Ralph Martin has posted a follow-up to his broadcast of Michael Scanlan’s prophecy:
There’s a lot to unpack here.
First, much of what he says is fine. One of the things I’ve tried to do is to discourage people from leaning too hard on the benefits of the civilisation (such as it is.) The call of Jesus Christ is too high to do so, either in times of prosperity or certainly in times of trouble like we’re in now. In this country the worst thing we do is wrap our Christianity around “moving up,” and I’ve decried this for a long time. It may produce big numbers but it isn’t prepared for what we’re facing now.
My real issue is his context, and that may seem abstract, but it’s not. He’s come up with another prophecy from Fr. Scanlan and that brings up two important questions, one for the time it came out and one for now.
In the traditional Roman Catholicism Martin professes to live in, the prophetic gift didn’t (and doesn’t) work in the way that Scanlan exercised it. The Church has generally taught that the Holy Spirit acts through the church as a whole. The way he exercised it is more in line with what we’ve seen in modern Pentecost. So how can he fit the two together? Or better, how did Ralph Martin, like Scanlan, get to #straightouttairondale?
The fact is that many of us at the time, when confronted with this radical call, couldn’t figure out how to respond to that meaningfully in the parish system then and now. So we left. Given the current state of things, the only way to do this is to go for a “church within a church.” That was what the Sword of the Spirit was all about, and it wasn’t all that Catholic. (It had other problems, too.) That’s also what SSPX is about, and they’re having problems. The Trads are trying to do the same, and they’re not getting the cooperation from the Church they think they should. It’s great to set forth a radical call to the Gospel, but how do we get there? We couldn’t figure it out forty years ago, why should we think you can?
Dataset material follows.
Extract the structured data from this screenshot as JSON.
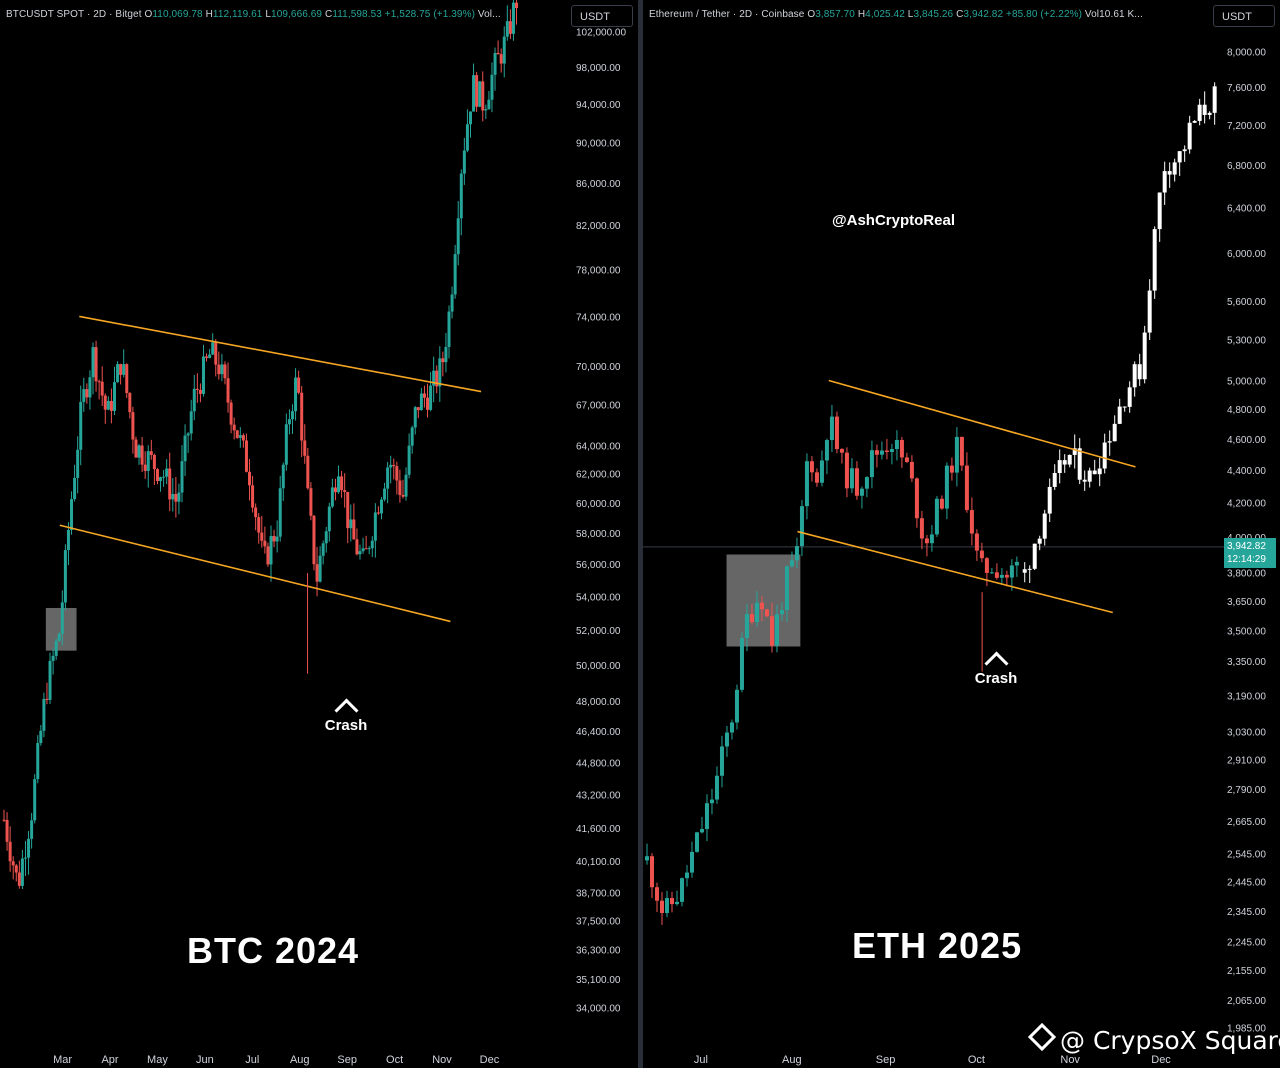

There’s no doubt that we’re facing bad times. There’s also no doubt that the Catholic Church at large in this country is unprepared for them or unprepared to defend its flock. Do we need two layers of problems when it’s hard enough to deal with one?
But I guess these are the problems that result when you’re better at making unlikely transitions within the Church rather than facing the problems the way they are.